Jenny wanted to be induced because she feared she would lose this baby, and at 38 weeks, the hospital agreed, and she gave birth to baby Alexander.
"I went home with him to get on with life. He wasn't going to replace Victoria, but he was a reason to go on.
Carpet burns
"Two years later, I was pregnant again.
"The itching was much more noticeable, much more severe.
"It was so severe that I would scratch my legs until they bled.
"I would give myself carpet burns because that was preferable.
"I would put my hands into the fridge and keep them there because being very cold calmed them.
"I repeatedly asked the hospital if I could be delivered by 38 weeks. When you have lost a baby, you never lose the fear it could happen again.
"But everything was normal - apart from the itching. Blood tests were carried out - everything was normal."
Jenny kept asking doctors to induce her. At 39 weeks, they finally agreed. But before the procedure could take place, she went into labour.
At the hospital, staff performed a routine check of the baby's heart rate.
"I wanted to listen to my baby's heart.

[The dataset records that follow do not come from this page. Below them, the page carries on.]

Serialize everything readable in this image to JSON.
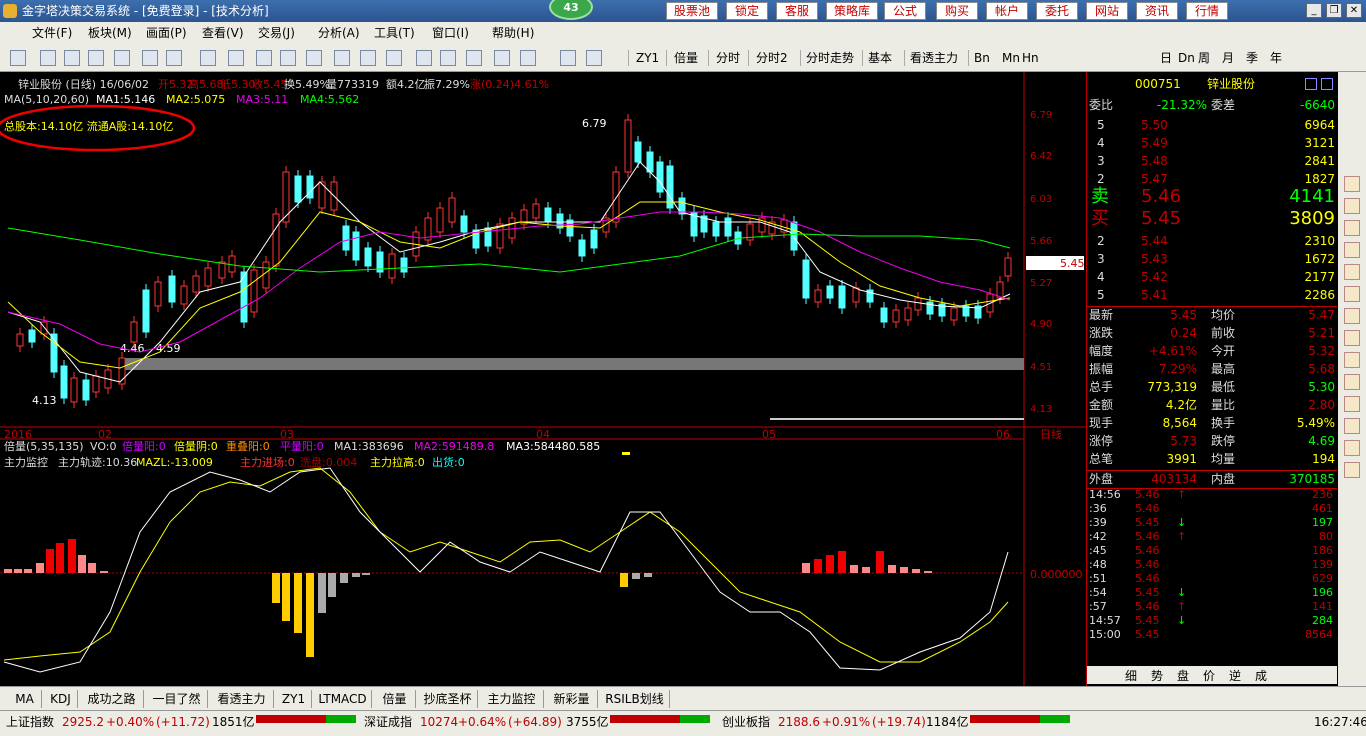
{
  "title": "金字塔决策交易系统 - [免费登录] - [技术分析]",
  "badge": "43",
  "top_buttons": [
    "股票池",
    "锁定",
    "客服",
    "策略库",
    "公式",
    "购买",
    "帐户",
    "委托",
    "网站",
    "资讯",
    "行情"
  ],
  "menu": [
    "文件(F)",
    "板块(M)",
    "画面(P)",
    "查看(V)",
    "交易(J)",
    "分析(A)",
    "工具(T)",
    "窗口(I)",
    "帮助(H)"
  ],
  "toolbar": [
    "ZY1",
    "倍量",
    "分时",
    "分时2",
    "分时走势",
    "基本",
    "看透主力",
    "Bn",
    "Mn",
    "Hn",
    "日",
    "Dn",
    "周",
    "月",
    "季",
    "年"
  ],
  "chart_header": {
    "name": "锌业股份 (日线) 16/06/02",
    "open": "开5.32",
    "high": "高5.68",
    "low": "低5.30",
    "close": "收5.45",
    "turnover": "换5.49%",
    "volume": "量773319",
    "amount": "额4.2亿",
    "amplitude": "振7.29%",
    "change": "涨(0.24)4.61%"
  },
  "ma_line": {
    "label": "MA(5,10,20,60)",
    "ma1": "MA1:5.146",
    "ma2": "MA2:5.075",
    "ma3": "MA3:5.11",
    "ma4": "MA4:5.562"
  },
  "share_info": "总股本:14.10亿 流通A股:14.10亿",
  "price_labels": {
    "peak": "6.79",
    "p1": "4.46",
    "p2": "4.59",
    "low": "4.13",
    "current": "5.45"
  },
  "y_ticks": [
    "6.79",
    "6.42",
    "6.03",
    "5.66",
    "5.27",
    "4.90",
    "4.51",
    "4.13"
  ],
  "x_ticks": [
    "2016",
    "02",
    "03",
    "04",
    "05",
    "06"
  ],
  "period_label": "日线",
  "volume_line": {
    "label": "倍量(5,35,135)",
    "vo": "VO:0",
    "a": "倍量阳:0",
    "b": "倍量阴:0",
    "c": "重叠阳:0",
    "d": "平量阳:0",
    "ma1": "MA1:383696",
    "ma2": "MA2:591489.8",
    "ma3": "MA3:584480.585"
  },
  "indicator_line": {
    "name": "主力监控",
    "a": "主力轨迹:10.36",
    "b": "MAZL:-13.009",
    "c": "主力进场:0",
    "d": "洗盘:0.004",
    "e": "主力拉高:0",
    "f": "出货:0"
  },
  "zero_label": "0.000000",
  "quote": {
    "code": "000751",
    "name": "锌业股份",
    "weibi_label": "委比",
    "weibi": "-21.32%",
    "weicha_label": "委差",
    "weicha": "-6640",
    "asks": [
      {
        "l": "5",
        "p": "5.50",
        "v": "6964"
      },
      {
        "l": "4",
        "p": "5.49",
        "v": "3121"
      },
      {
        "l": "3",
        "p": "5.48",
        "v": "2841"
      },
      {
        "l": "2",
        "p": "5.47",
        "v": "1827"
      }
    ],
    "sell_label": "卖",
    "sell_price": "5.46",
    "sell_vol": "4141",
    "buy_label": "买",
    "buy_price": "5.45",
    "buy_vol": "3809",
    "bids": [
      {
        "l": "2",
        "p": "5.44",
        "v": "2310"
      },
      {
        "l": "3",
        "p": "5.43",
        "v": "1672"
      },
      {
        "l": "4",
        "p": "5.42",
        "v": "2177"
      },
      {
        "l": "5",
        "p": "5.41",
        "v": "2286"
      }
    ],
    "stats": [
      [
        "最新",
        "5.45",
        "均价",
        "5.47"
      ],
      [
        "涨跌",
        "0.24",
        "前收",
        "5.21"
      ],
      [
        "幅度",
        "+4.61%",
        "今开",
        "5.32"
      ],
      [
        "振幅",
        "7.29%",
        "最高",
        "5.68"
      ],
      [
        "总手",
        "773,319",
        "最低",
        "5.30"
      ],
      [
        "金额",
        "4.2亿",
        "量比",
        "2.80"
      ],
      [
        "现手",
        "8,564",
        "换手",
        "5.49%"
      ],
      [
        "涨停",
        "5.73",
        "跌停",
        "4.69"
      ],
      [
        "总笔",
        "3991",
        "均量",
        "194"
      ]
    ],
    "outer_label": "外盘",
    "outer": "403134",
    "inner_label": "内盘",
    "inner": "370185",
    "ticks": [
      [
        "14:56",
        "5.46",
        "↑",
        "236"
      ],
      [
        ":36",
        "5.46",
        "",
        "461"
      ],
      [
        ":39",
        "5.45",
        "↓",
        "197"
      ],
      [
        ":42",
        "5.46",
        "↑",
        "80"
      ],
      [
        ":45",
        "5.46",
        "",
        "186"
      ],
      [
        ":48",
        "5.46",
        "",
        "139"
      ],
      [
        ":51",
        "5.46",
        "",
        "629"
      ],
      [
        ":54",
        "5.45",
        "↓",
        "196"
      ],
      [
        ":57",
        "5.46",
        "↑",
        "141"
      ],
      [
        "14:57",
        "5.45",
        "↓",
        "284"
      ],
      [
        "15:00",
        "5.45",
        "",
        "8564"
      ]
    ],
    "bottom_tabs": [
      "细",
      "势",
      "盘",
      "价",
      "逆",
      "成"
    ]
  },
  "indicator_tabs": [
    "MA",
    "KDJ",
    "成功之路",
    "一目了然",
    "看透主力",
    "ZY1",
    "LTMACD",
    "倍量",
    "抄底圣杯",
    "主力监控",
    "新彩量",
    "RSILB划线"
  ],
  "status": {
    "sh_name": "上证指数",
    "sh_val": "2925.2",
    "sh_chg": "+0.40%",
    "sh_pts": "(+11.72)",
    "sh_amt": "1851亿",
    "sz_name": "深证成指",
    "sz_val": "10274",
    "sz_chg": "+0.64%",
    "sz_pts": "(+64.89)",
    "sz_amt": "3755亿",
    "cy_name": "创业板指",
    "cy_val": "2188.6",
    "cy_chg": "+0.91%",
    "cy_pts": "(+19.74)",
    "cy_amt": "1184亿",
    "time": "16:27:46"
  }
}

But I realised I wasn't actually going to listen my baby." Jenny's baby had died.
"Two hours later, I delivered Olivia, and I think at that point I truly thought I wouldn't pick up the pieces again."
"The blood tests performed were not normal, despite staff saying that they were."
Drug hope
Following the loss of her second baby, Jenny was seen by a new consultant who diagnosed that she had obstetric cholestasis.
She was told she should have had her baby before 38 weeks, when the risk of harm to the baby increases.
She became pregnant again, but this time she was given drugs to control the cholestasis.
At 35 weeks, she was induced, and gave birth to a healthy baby, Timothy.
Since then, she has worked to help women affected by obstetric cholestasis and with researchers attempting to find ways of treating the condition.
Researchers at the Institute of Reproductive and Developmental Biology, funded by the charity Action Research, are investigating whether medication could help babies in the womb, as well as mothers with the condition.
Babies could inherit the condition from their mothers, resulting in the abnormal transport of bile acids across the placenta.
It is believed babies could be put at risk because the bile acids affect their heart.
Jenny Chambers added: "There are times when I wish things could be different.
"But I have been able to make a difference."